O ex-astro infantil Drake Bell, que co-estrelou em “Drake & Josh”, é uma alma corajosa. Ele diz que era a criança anônima no centro do caso contra Peck e fala publicamente pela primeira vez no documentário ID. “Todo o seu lado do tribunal estava lotado”, disse Bell. “Definitivamente havia alguns rostos reconhecíveis naquele lado da sala. E meu lado era eu, minha mãe e meu irmão.” Peck foi condenado naquele momento, e Bell diz que ficou chocado com todo o apoio que Peck recebeu de pessoas do setor.
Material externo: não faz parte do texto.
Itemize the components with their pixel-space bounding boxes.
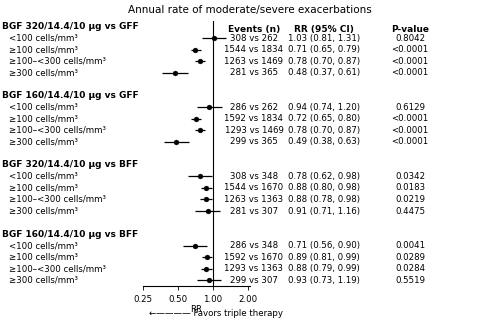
Text: 1263 vs 1363: 1263 vs 1363 bbox=[224, 195, 284, 204]
Text: 0.91 (0.71, 1.16): 0.91 (0.71, 1.16) bbox=[288, 206, 360, 215]
Text: ≥100 cells/mm³: ≥100 cells/mm³ bbox=[9, 114, 78, 123]
Text: BGF 320/14.4/10 μg vs BFF: BGF 320/14.4/10 μg vs BFF bbox=[2, 161, 138, 170]
Text: <100 cells/mm³: <100 cells/mm³ bbox=[9, 103, 78, 112]
Text: BGF 160/14.4/10 μg vs GFF: BGF 160/14.4/10 μg vs GFF bbox=[2, 91, 139, 100]
Text: 0.5519: 0.5519 bbox=[395, 276, 425, 285]
Text: <100 cells/mm³: <100 cells/mm³ bbox=[9, 241, 78, 250]
Text: <0.0001: <0.0001 bbox=[392, 126, 428, 135]
Text: 0.0041: 0.0041 bbox=[395, 241, 425, 250]
Text: ≥100 cells/mm³: ≥100 cells/mm³ bbox=[9, 253, 78, 262]
Text: 299 vs 365: 299 vs 365 bbox=[230, 137, 278, 146]
Text: Annual rate of moderate/severe exacerbations: Annual rate of moderate/severe exacerbat… bbox=[128, 5, 372, 15]
Text: 0.8042: 0.8042 bbox=[395, 34, 425, 43]
Text: ≥100–<300 cells/mm³: ≥100–<300 cells/mm³ bbox=[9, 195, 106, 204]
Text: <0.0001: <0.0001 bbox=[392, 114, 428, 123]
Text: <100 cells/mm³: <100 cells/mm³ bbox=[9, 172, 78, 181]
Text: 0.0284: 0.0284 bbox=[395, 264, 425, 273]
Text: 0.93 (0.73, 1.19): 0.93 (0.73, 1.19) bbox=[288, 276, 360, 285]
Text: 299 vs 307: 299 vs 307 bbox=[230, 276, 278, 285]
Text: 1592 vs 1670: 1592 vs 1670 bbox=[224, 253, 284, 262]
Text: ≥300 cells/mm³: ≥300 cells/mm³ bbox=[9, 68, 78, 77]
Text: 281 vs 365: 281 vs 365 bbox=[230, 68, 278, 77]
Text: <0.0001: <0.0001 bbox=[392, 137, 428, 146]
Text: 0.88 (0.78, 0.98): 0.88 (0.78, 0.98) bbox=[288, 195, 360, 204]
Text: 0.0342: 0.0342 bbox=[395, 172, 425, 181]
Text: <0.0001: <0.0001 bbox=[392, 45, 428, 54]
Text: Events (n): Events (n) bbox=[228, 25, 280, 34]
Text: 0.0183: 0.0183 bbox=[395, 183, 425, 193]
Text: <100 cells/mm³: <100 cells/mm³ bbox=[9, 34, 78, 43]
Text: 0.78 (0.70, 0.87): 0.78 (0.70, 0.87) bbox=[288, 57, 360, 66]
Text: 0.72 (0.65, 0.80): 0.72 (0.65, 0.80) bbox=[288, 114, 360, 123]
Text: 0.6129: 0.6129 bbox=[395, 103, 425, 112]
Text: RR (95% CI): RR (95% CI) bbox=[294, 25, 354, 34]
Text: 0.78 (0.70, 0.87): 0.78 (0.70, 0.87) bbox=[288, 126, 360, 135]
Text: 286 vs 348: 286 vs 348 bbox=[230, 241, 278, 250]
Text: 0.88 (0.80, 0.98): 0.88 (0.80, 0.98) bbox=[288, 183, 360, 193]
Text: 281 vs 307: 281 vs 307 bbox=[230, 206, 278, 215]
Text: <0.0001: <0.0001 bbox=[392, 68, 428, 77]
Text: 0.94 (0.74, 1.20): 0.94 (0.74, 1.20) bbox=[288, 103, 360, 112]
Text: 0.78 (0.62, 0.98): 0.78 (0.62, 0.98) bbox=[288, 172, 360, 181]
Text: 1.03 (0.81, 1.31): 1.03 (0.81, 1.31) bbox=[288, 34, 360, 43]
Text: 0.71 (0.65, 0.79): 0.71 (0.65, 0.79) bbox=[288, 45, 360, 54]
Text: 1544 vs 1834: 1544 vs 1834 bbox=[224, 45, 284, 54]
Text: ≥300 cells/mm³: ≥300 cells/mm³ bbox=[9, 206, 78, 215]
Text: 0.89 (0.81, 0.99): 0.89 (0.81, 0.99) bbox=[288, 253, 360, 262]
Text: 286 vs 262: 286 vs 262 bbox=[230, 103, 278, 112]
Text: 0.88 (0.79, 0.99): 0.88 (0.79, 0.99) bbox=[288, 264, 360, 273]
Text: 0.4475: 0.4475 bbox=[395, 206, 425, 215]
Text: ≥100–<300 cells/mm³: ≥100–<300 cells/mm³ bbox=[9, 57, 106, 66]
Text: ≥300 cells/mm³: ≥300 cells/mm³ bbox=[9, 137, 78, 146]
Text: 1263 vs 1469: 1263 vs 1469 bbox=[224, 57, 284, 66]
Text: 308 vs 348: 308 vs 348 bbox=[230, 172, 278, 181]
Text: ≥100 cells/mm³: ≥100 cells/mm³ bbox=[9, 45, 78, 54]
Text: ≥100 cells/mm³: ≥100 cells/mm³ bbox=[9, 183, 78, 193]
Text: 308 vs 262: 308 vs 262 bbox=[230, 34, 278, 43]
Text: BGF 320/14.4/10 μg vs GFF: BGF 320/14.4/10 μg vs GFF bbox=[2, 22, 139, 31]
Text: ≥100–<300 cells/mm³: ≥100–<300 cells/mm³ bbox=[9, 126, 106, 135]
Text: 0.0219: 0.0219 bbox=[395, 195, 425, 204]
Text: 0.48 (0.37, 0.61): 0.48 (0.37, 0.61) bbox=[288, 68, 360, 77]
Text: 1592 vs 1834: 1592 vs 1834 bbox=[224, 114, 284, 123]
Text: 0.49 (0.38, 0.63): 0.49 (0.38, 0.63) bbox=[288, 137, 360, 146]
Text: <0.0001: <0.0001 bbox=[392, 57, 428, 66]
Text: ≥300 cells/mm³: ≥300 cells/mm³ bbox=[9, 276, 78, 285]
Text: ←———— Favors triple therapy: ←———— Favors triple therapy bbox=[149, 309, 283, 318]
Text: 1293 vs 1469: 1293 vs 1469 bbox=[224, 126, 284, 135]
Text: P-value: P-value bbox=[391, 25, 429, 34]
Text: 1544 vs 1670: 1544 vs 1670 bbox=[224, 183, 284, 193]
Text: 0.0289: 0.0289 bbox=[395, 253, 425, 262]
Text: BGF 160/14.4/10 μg vs BFF: BGF 160/14.4/10 μg vs BFF bbox=[2, 230, 138, 238]
Text: ≥100–<300 cells/mm³: ≥100–<300 cells/mm³ bbox=[9, 264, 106, 273]
X-axis label: RR: RR bbox=[190, 305, 202, 314]
Text: 0.71 (0.56, 0.90): 0.71 (0.56, 0.90) bbox=[288, 241, 360, 250]
Text: 1293 vs 1363: 1293 vs 1363 bbox=[224, 264, 284, 273]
E Bell teve mais motivos para perder a fé em uma indústria que ele já chamou de lar. Depois que Peck cumpriu sua pena de prisão, ele foi contratado para trabalhar em “The Suite Life of Zack & Cody”. Rich e Beth Correll – que trabalharam como diretor e primeiro assistente de direção no programa – sabiam da formação de Peck porque estavam entre aqueles que escreveram uma carta em sua defesa. (Os Corrells, em comunicado aos produtores do documentário, dizem que “eles não tiveram nenhuma contribuição ou envolvimento na escalação” de Peck para o programa e que quando lhe perguntaram sobre isso, ele disse que “o problema havia sido resolvido”.)
A Nickelodeon ganhou destaque na virada do século ao gerar uma série de séries de comédia de esquetes agressivamente enérgicas para crianças. O conteúdo barulhento e ousado era voltado para os irmãos mais velhos do público do Disney Channel. Ofereceu conteúdo relativamente mais ousado do que Mickey e Minnie e uma grande quantidade de momentos nojentos, incluindo seu despejo de gosma verde, marca registrada, em estrelas da Nickelodeon, concorrentes de reality shows e homenageados do Kid’s Choice Award.
Central para o sucesso da rede foi o produtor Dan Schneider, e ele também é uma figura central nas alegações de um ambiente de trabalho tóxico no set e nos bastidores da Nickelodeon. Vários ex-atores de seus programas, agora adultos, falam no documentário sobre como Schneider intimidava seus elencos e equipes, criava cenários sexualizados e adultos em seus programas e os pressionava a realizar acrobacias extremas, se não grosseiras.
Nos bastidores, uma das duas escritoras que trabalharam para Schneider na década de 1990 relembrou um acontecimento angustiante na sala dos roteiristas, quando Schneider pressionou uma delas a contar um acontecimento de seus anos de ensino médio enquanto fingia que era vítima de sexo anal – tudo em nome das risadas.
Ela processou a rede, eles fizeram um acordo e sua carreira foi arruinada. Schneider se tornou o menino de ouro da rede. E agora esses ex-funcionários, juntamente com uma série de ex-atores infantis, têm histórias de terror para contar, graças a uma rede que não conseguiu proteger as crianças por trás das classificações.